Le dernier poilu français de la guerre 1914-1918 vient de
disparaître. Il avait une saine horreur de la guerre et pendant
longtemps a refusé qu'on lui rende, au moment ultime, l'hommage de
la Nation. Il ne reste donc plus que des écrits, des monuments et
quelques images, pour évoquer cette immense boucherie.
Des millions d'hommes qui ont combattu, certains se sont
révoltés. Parce qu'ils en avaient assez de la boue, du froid, des poux,
de l'éloignement familial, des copains qui tombent. Assez de la guerre
aussi.
En juin 1917, cela fait mille jours de guerre. Les fronts sont
indécis. Le moral est au plus bas. Deux fois blessé, engagé au Chemin
des Dames, Vincent Moulia, petit paysan, mobilisé depuis trois ans
pour défendre une frontière située à mille kilomètres des Landes, son
pays, se retrouve, pour l'exemple, condamné à mort par un Conseil
de guerre pour mutinerie. Grâce à un extraordinaire concours de
circonstances, il parvient à s'évader. S'ensuit alors une longue épopée
à travers la France jusqu'à la forêt landaise où il se cache pendant des
mois avant de s'exiler. Il ne rentrera en France qu'en 1936, après
l'amnistie accordée aux mutins de la Grande guerre.
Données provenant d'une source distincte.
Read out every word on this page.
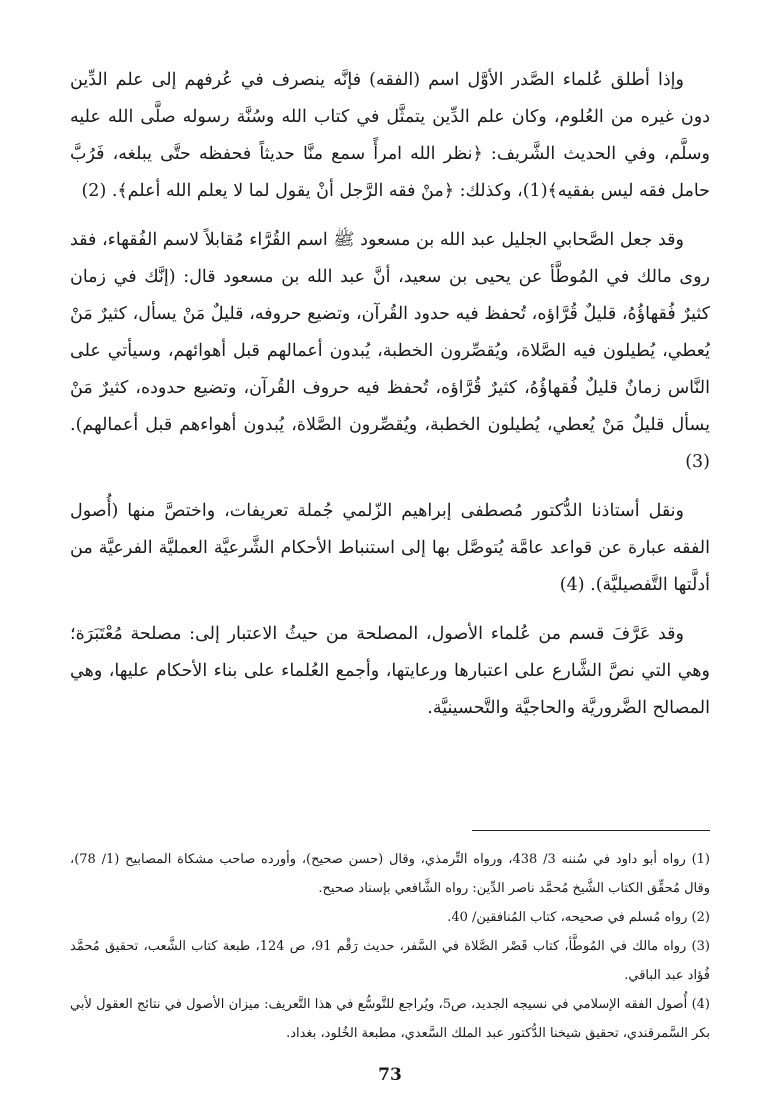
وإذا أطلق عُلماء الصَّدر الأوَّل اسم (الفقه) فإنَّه ينصرف في عُرفهم إلى علم الدِّين دون غيره من العُلوم، وكان علم الدِّين يتمثَّل في كتاب الله وسُنَّة رسوله صلَّى الله عليه وسلَّم، وفي الحديث الشَّريف: ﴿نظر الله امرأً سمع منَّا حديثاً فحفظه حتَّى يبلغه، فَرُبَّ حامل فقه ليس بفقيه﴾(1)، وكذلك: ﴿منْ فقه الرَّجل أنْ يقول لما لا يعلم الله أعلم﴾. (2)

وقد جعل الصَّحابي الجليل عبد الله بن مسعود ﷺ اسم القُرَّاء مُقابلاً لاسم الفُقهاء، فقد روى مالك في المُوطَّأ عن يحيى بن سعيد، أنَّ عبد الله بن مسعود قال: (إنَّك في زمان كثيرٌ فُقهاؤُهُ، قليلٌ قُرَّاؤه، تُحفظ فيه حدود القُرآن، وتضيع حروفه، قليلٌ مَنْ يسأل، كثيرٌ مَنْ يُعطي، يُطيلون فيه الصَّلاة، ويُقصِّرون الخطبة، يُبدون أعمالهم قبل أهوائهم، وسيأتي على النَّاس زمانٌ قليلٌ فُقهاؤُهُ، كثيرٌ قُرَّاؤه، تُحفظ فيه حروف القُرآن، وتضيع حدوده، كثيرٌ مَنْ يسأل قليلٌ مَنْ يُعطي، يُطيلون الخطبة، ويُقصِّرون الصَّلاة، يُبدون أهواءهم قبل أعمالهم). (3)

ونقل أستاذنا الدُّكتور مُصطفى إبراهيم الزّلمي جُملة تعريفات، واختصَّ منها (أُصول الفقه عبارة عن قواعد عامَّة يُتوصَّل بها إلى استنباط الأحكام الشَّرعيَّة العمليَّة الفرعيَّة من أدلَّتها التَّفصيليَّة). (4)

وقد عَرَّفَ قسم من عُلماء الأصول، المصلحة من حيثُ الاعتبار إلى: مصلحة مُعْتَبَرَة؛ وهي التي نصَّ الشَّارع على اعتبارها ورعايتها، وأجمع العُلماء على بناء الأحكام عليها، وهي المصالح الضَّروريَّة والحاجيَّة والتَّحسينيَّة.

(1) رواه أبو داود في سُننه 3/ 438، ورواه التِّرمذي، وقال (حسن صحيح)، وأورده صاحب مشكاة المصابيح (1/ 78)، وقال مُحقِّق الكتاب الشَّيخ مُحمَّد ناصر الدِّين: رواه الشَّافعي بإسناد صحيح.

(2) رواه مُسلم في صحيحه، كتاب المُنافقين/ 40.

(3) رواه مالك في المُوطَّأ، كتاب قَصْر الصَّلاة في السَّفر، حديث رَقْم 91، ص 124، طبعة كتاب الشَّعب، تحقيق مُحمَّد فُؤاد عبد الباقي.

(4) أُصول الفقه الإسلامي في نسيجه الجديد، ص5، ويُراجع للتَّوسُّع في هذا التَّعريف: ميزان الأصول في نتائج العقول لأبي بكر السَّمرقندي، تحقيق شيخنا الدُّكتور عبد الملك السَّعدي، مطبعة الخُلود، بغداد.

73
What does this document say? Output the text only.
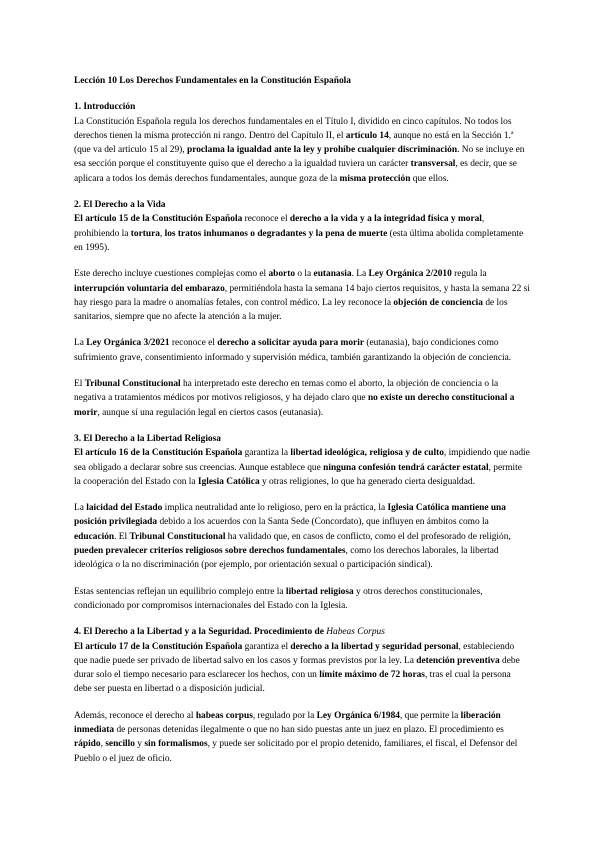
Lección 10 Los Derechos Fundamentales en la Constitución Española

1. Introducción

La Constitución Española regula los derechos fundamentales en el Título I, dividido en cinco capítulos. No todos los derechos tienen la misma protección ni rango. Dentro del Capítulo II, el artículo 14, aunque no está en la Sección 1.ª (que va del artículo 15 al 29), proclama la igualdad ante la ley y prohíbe cualquier discriminación. No se incluye en esa sección porque el constituyente quiso que el derecho a la igualdad tuviera un carácter transversal, es decir, que se aplicara a todos los demás derechos fundamentales, aunque goza de la misma protección que ellos.

2. El Derecho a la Vida

El artículo 15 de la Constitución Española reconoce el derecho a la vida y a la integridad física y moral, prohibiendo la tortura, los tratos inhumanos o degradantes y la pena de muerte (esta última abolida completamente en 1995).

Este derecho incluye cuestiones complejas como el aborto o la eutanasia. La Ley Orgánica 2/2010 regula la interrupción voluntaria del embarazo, permitiéndola hasta la semana 14 bajo ciertos requisitos, y hasta la semana 22 si hay riesgo para la madre o anomalías fetales, con control médico. La ley reconoce la objeción de conciencia de los sanitarios, siempre que no afecte la atención a la mujer.

La Ley Orgánica 3/2021 reconoce el derecho a solicitar ayuda para morir (eutanasia), bajo condiciones como sufrimiento grave, consentimiento informado y supervisión médica, también garantizando la objeción de conciencia.

El Tribunal Constitucional ha interpretado este derecho en temas como el aborto, la objeción de conciencia o la negativa a tratamientos médicos por motivos religiosos, y ha dejado claro que no existe un derecho constitucional a morir, aunque sí una regulación legal en ciertos casos (eutanasia).

3. El Derecho a la Libertad Religiosa

El artículo 16 de la Constitución Española garantiza la libertad ideológica, religiosa y de culto, impidiendo que nadie sea obligado a declarar sobre sus creencias. Aunque establece que ninguna confesión tendrá carácter estatal, permite la cooperación del Estado con la Iglesia Católica y otras religiones, lo que ha generado cierta desigualdad.

La laicidad del Estado implica neutralidad ante lo religioso, pero en la práctica, la Iglesia Católica mantiene una posición privilegiada debido a los acuerdos con la Santa Sede (Concordato), que influyen en ámbitos como la educación. El Tribunal Constitucional ha validado que, en casos de conflicto, como el del profesorado de religión, pueden prevalecer criterios religiosos sobre derechos fundamentales, como los derechos laborales, la libertad ideológica o la no discriminación (por ejemplo, por orientación sexual o participación sindical).

Estas sentencias reflejan un equilibrio complejo entre la libertad religiosa y otros derechos constitucionales, condicionado por compromisos internacionales del Estado con la Iglesia.

4. El Derecho a la Libertad y a la Seguridad. Procedimiento de Habeas Corpus

El artículo 17 de la Constitución Española garantiza el derecho a la libertad y seguridad personal, estableciendo que nadie puede ser privado de libertad salvo en los casos y formas previstos por la ley. La detención preventiva debe durar solo el tiempo necesario para esclarecer los hechos, con un límite máximo de 72 horas, tras el cual la persona debe ser puesta en libertad o a disposición judicial.

Además, reconoce el derecho al habeas corpus, regulado por la Ley Orgánica 6/1984, que permite la liberación inmediata de personas detenidas ilegalmente o que no han sido puestas ante un juez en plazo. El procedimiento es rápido, sencillo y sin formalismos, y puede ser solicitado por el propio detenido, familiares, el fiscal, el Defensor del Pueblo o el juez de oficio.
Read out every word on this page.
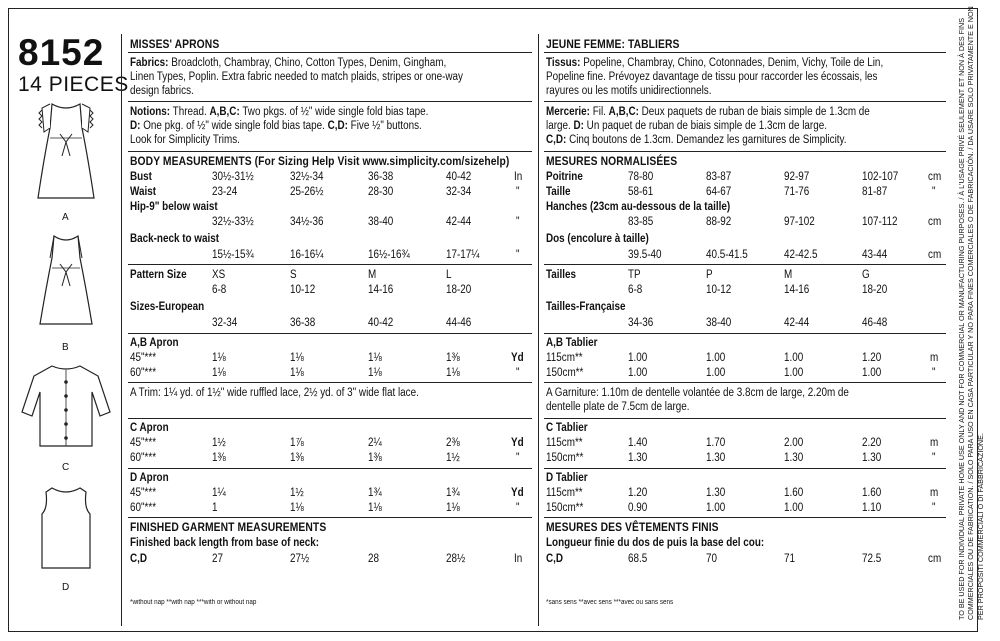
8152
14 PIECES
A
B
C
D
MISSES' APRONS
Fabrics: Broadcloth, Chambray, Chino, Cotton Types, Denim, Gingham,
Linen Types, Poplin. Extra fabric needed to match plaids, stripes or one-way
design fabrics.
Notions: Thread. A,B,C: Two pkgs. of ½" wide single fold bias tape.
D: One pkg. of ½" wide single fold bias tape. C,D: Five ½" buttons.
Look for Simplicity Trims.
BODY MEASUREMENTS (For Sizing Help Visit www.simplicity.com/sizehelp)
Bust	30½-31½	32½-34	36-38	40-42	In
Waist	23-24	25-26½	28-30	32-34	"
Hip-9" below waist
32½-33½	34½-36	38-40	42-44	"
Back-neck to waist
15½-15¾	16-16¼	16½-16¾	17-17¼	"
Pattern Size XS	S	M	L
6-8	10-12	14-16	18-20
Sizes-European
32-34	36-38	40-42	44-46
A,B Apron
45"***	1⅛	1⅛	1⅛	1⅜	Yd
60"***	1⅛	1⅛	1⅛	1⅛	"
A Trim: 1¼ yd. of 1½" wide ruffled lace, 2½ yd. of 3" wide flat lace.
C Apron
45"***	1½	1⅞	2¼	2⅜	Yd
60"***	1⅜	1⅜	1⅜	1½	"
D Apron
45"***	1¼	1½	1¾	1¾	Yd
60"***	1	1⅛	1⅛	1⅛	"
FINISHED GARMENT MEASUREMENTS
Finished back length from base of neck:
C,D	27	27½	28	28½	In
*without nap **with nap ***with or without nap
JEUNE FEMME: TABLIERS
Tissus: Popeline, Chambray, Chino, Cotonnades, Denim, Vichy, Toile de Lin,
Popeline fine. Prévoyez davantage de tissu pour raccorder les écossais, les
rayures ou les motifs unidirectionnels.
Mercerie: Fil. A,B,C: Deux paquets de ruban de biais simple de 1.3cm de
large. D: Un paquet de ruban de biais simple de 1.3cm de large.
C,D: Cinq boutons de 1.3cm. Demandez les garnitures de Simplicity.
MESURES NORMALISÉES
Poitrine	78-80	83-87	92-97	102-107	cm
Taille	58-61	64-67	71-76	81-87	"
Hanches (23cm au-dessous de la taille)
83-85	88-92	97-102	107-112	cm
Dos (encolure à taille)
39.5-40	40.5-41.5	42-42.5	43-44	cm
Tailles	TP	P	M	G
6-8	10-12	14-16	18-20
Tailles-Française
34-36	38-40	42-44	46-48
A,B Tablier
115cm**	1.00	1.00	1.00	1.20	m
150cm**	1.00	1.00	1.00	1.00	"
A Garniture: 1.10m de dentelle volantée de 3.8cm de large, 2.20m de
dentelle plate de 7.5cm de large.
C Tablier
115cm**	1.40	1.70	2.00	2.20	m
150cm**	1.30	1.30	1.30	1.30	"
D Tablier
115cm**	1.20	1.30	1.60	1.60	m
150cm**	0.90	1.00	1.00	1.10	"
MESURES DES VÊTEMENTS FINIS
Longueur finie du dos de puis la base del cou:
C,D	68.5	70	71	72.5	cm
*sans sens **avec sens ***avec ou sans sens	TO BE USED FOR INDIVIDUAL PRIVATE HOME USE ONLY AND NOT FOR COMMERCIAL OR MANUFACTURING PURPOSES. / À L'USAGE PRIVÉ SEULEMENT ET NON À DES FINS COMMERCIALES OU DE FABRICATION. / SOLO PARA USO EN CASA PARTICULAR Y NO PARA FINES COMERCIALES O DE FABRICACIÓN. / DA USARE SOLO PRIVATAMENTE E NON PER PROPOSITI COMMERCIALI O DI FABBRICAZIONE.
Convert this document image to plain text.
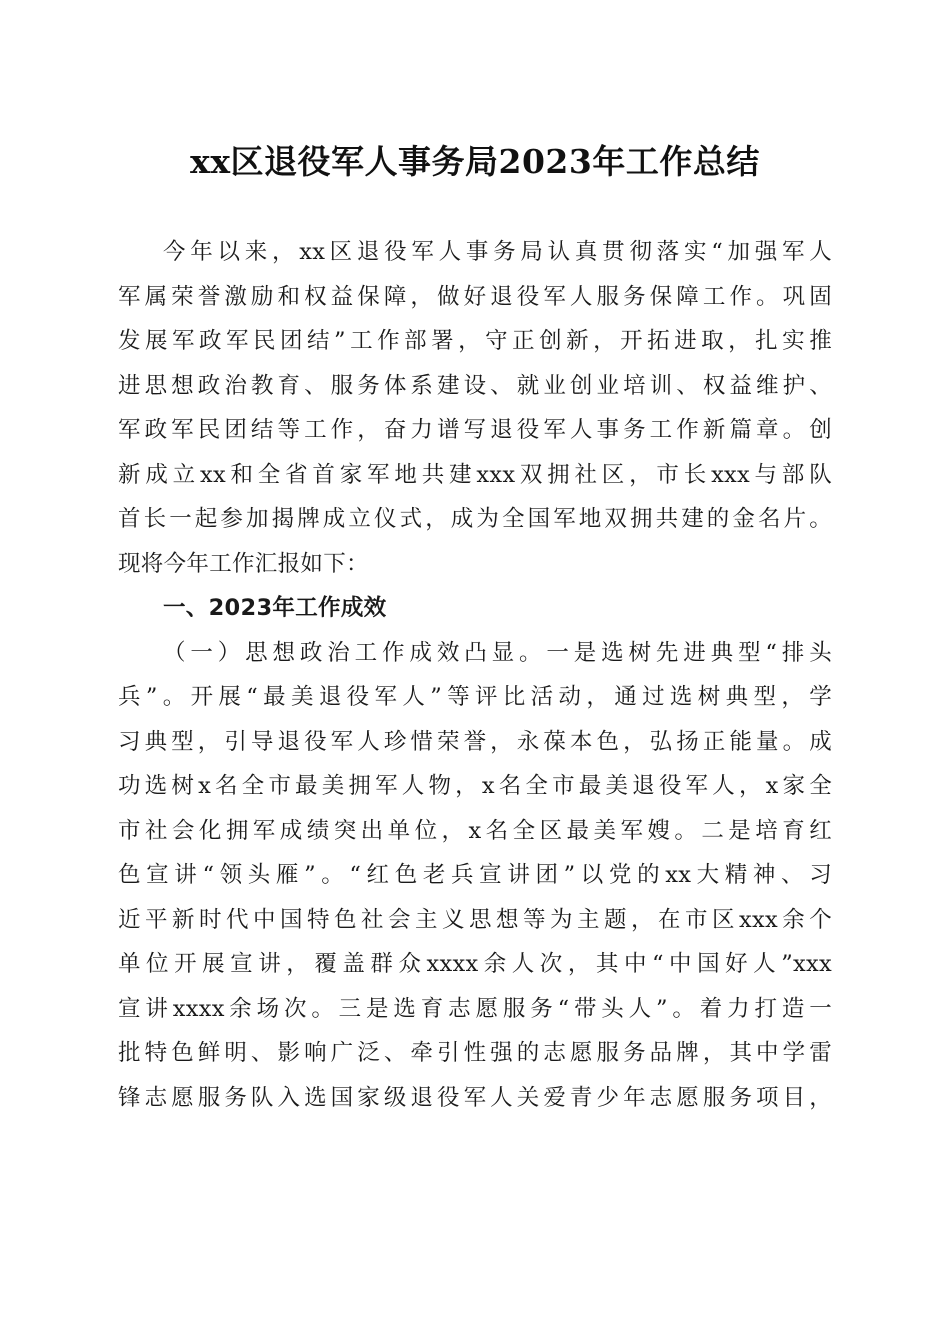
xx区退役军人事务局2023年工作总结
今年以来，xx区退役军人事务局认真贯彻落实“加强军人
军属荣誉激励和权益保障，做好退役军人服务保障工作。巩固
发展军政军民团结”工作部署，守正创新，开拓进取，扎实推
进思想政治教育、服务体系建设、就业创业培训、权益维护、
军政军民团结等工作，奋力谱写退役军人事务工作新篇章。创
新成立xx和全省首家军地共建xxx双拥社区，市长xxx与部队
首长一起参加揭牌成立仪式，成为全国军地双拥共建的金名片。
现将今年工作汇报如下：
一、2023年工作成效
（一）思想政治工作成效凸显。一是选树先进典型“排头
兵”。开展“最美退役军人”等评比活动，通过选树典型，学
习典型，引导退役军人珍惜荣誉，永葆本色，弘扬正能量。成
功选树x名全市最美拥军人物，x名全市最美退役军人，x家全
市社会化拥军成绩突出单位，x名全区最美军嫂。二是培育红
色宣讲“领头雁”。“红色老兵宣讲团”以党的xx大精神、习
近平新时代中国特色社会主义思想等为主题，在市区xxx余个
单位开展宣讲，覆盖群众xxxx余人次，其中“中国好人”xxx
宣讲xxxx余场次。三是选育志愿服务“带头人”。着力打造一
批特色鲜明、影响广泛、牵引性强的志愿服务品牌，其中学雷
锋志愿服务队入选国家级退役军人关爱青少年志愿服务项目，
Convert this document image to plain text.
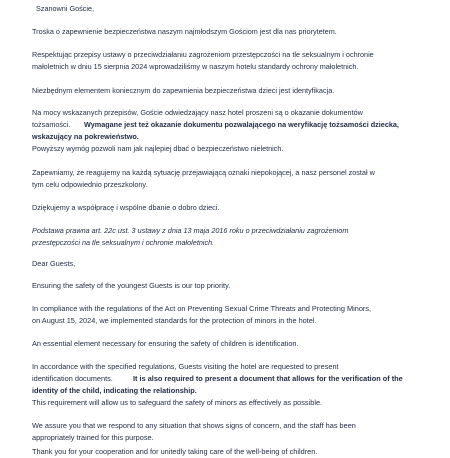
Szanowni Goście,
Troska o zapewnienie bezpieczeństwa naszym najmłodszym Gościom jest dla nas priorytetem.
Respektując przepisy ustawy o przeciwdziałaniu zagrożeniom przestępczości na tle seksualnym i ochronie
małoletnich w dniu 15 sierpnia 2024 wprowadziliśmy w naszym hotelu standardy ochrony małoletnich.
Niezbędnym elementem koniecznym do zapewnienia bezpieczeństwa dzieci jest identyfikacja.
Na mocy wskazanych przepisów, Goście odwiedzający nasz hotel proszeni są o okazanie dokumentów
tożsamości. Wymagane jest też okazanie dokumentu pozwalającego na weryfikację tożsamości dziecka,
wskazujący na pokrewieństwo.
Powyższy wymóg pozwoli nam jak najlepiej dbać o bezpieczeństwo nieletnich.
Zapewniamy, że reagujemy na każdą sytuację przejawiającą oznaki niepokojącej, a nasz personel został w
tym celu odpowiednio przeszkolony.
Dziękujemy a współpracę i wspólne dbanie o dobro dzieci.
Podstawa prawna art. 22c ust. 3 ustawy z dnia 13 maja 2016 roku o przeciwdziałaniu zagrożeniom
przestępczości na tle seksualnym i ochronie małoletnich.
Dear Guests,
Ensuring the safety of the youngest Guests is our top priority.
In compliance with the regulations of the Act on Preventing Sexual Crime Threats and Protecting Minors,
on August 15, 2024, we implemented standards for the protection of minors in the hotel.
An essential element necessary for ensuring the safety of children is identification.
In accordance with the specified regulations, Guests visiting the hotel are requested to present
identification documents.	It is also required to present a document that allows for the verification of the
identity of the child, indicating the relationship.
This requirement will allow us to safeguard the safety of minors as effectively as possible.
We assure you that we respond to any situation that shows signs of concern, and the staff has been
appropriately trained for this purpose.
Thank you for your cooperation and for unitedly taking care of the well-being of children.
De tous les militaires condamnés à mort, il est le seul rescapé.
Pierre Durand, historien et journaliste, auteur de nombreux ouvrages
l'a rencontré cinquante ans plus tard, dans son village natal. Il a
patiemment enquêté, dépouillé les archives, écouté les témoins. Il est
allé sur les champs de bataille, a suivi les routes empruntées par «le
hors-la-loi», retrouvé ses cachettes.
Mais surtout, il a acquis la certitude que Moulia avait été désigné
pour être fusillé, au hasard, pour l'exemple.
Un mutin, Moulia ? Non. Un de ces poilus qui faisait son devoir
sans plaisir, comme des milliers d'autres et doutait.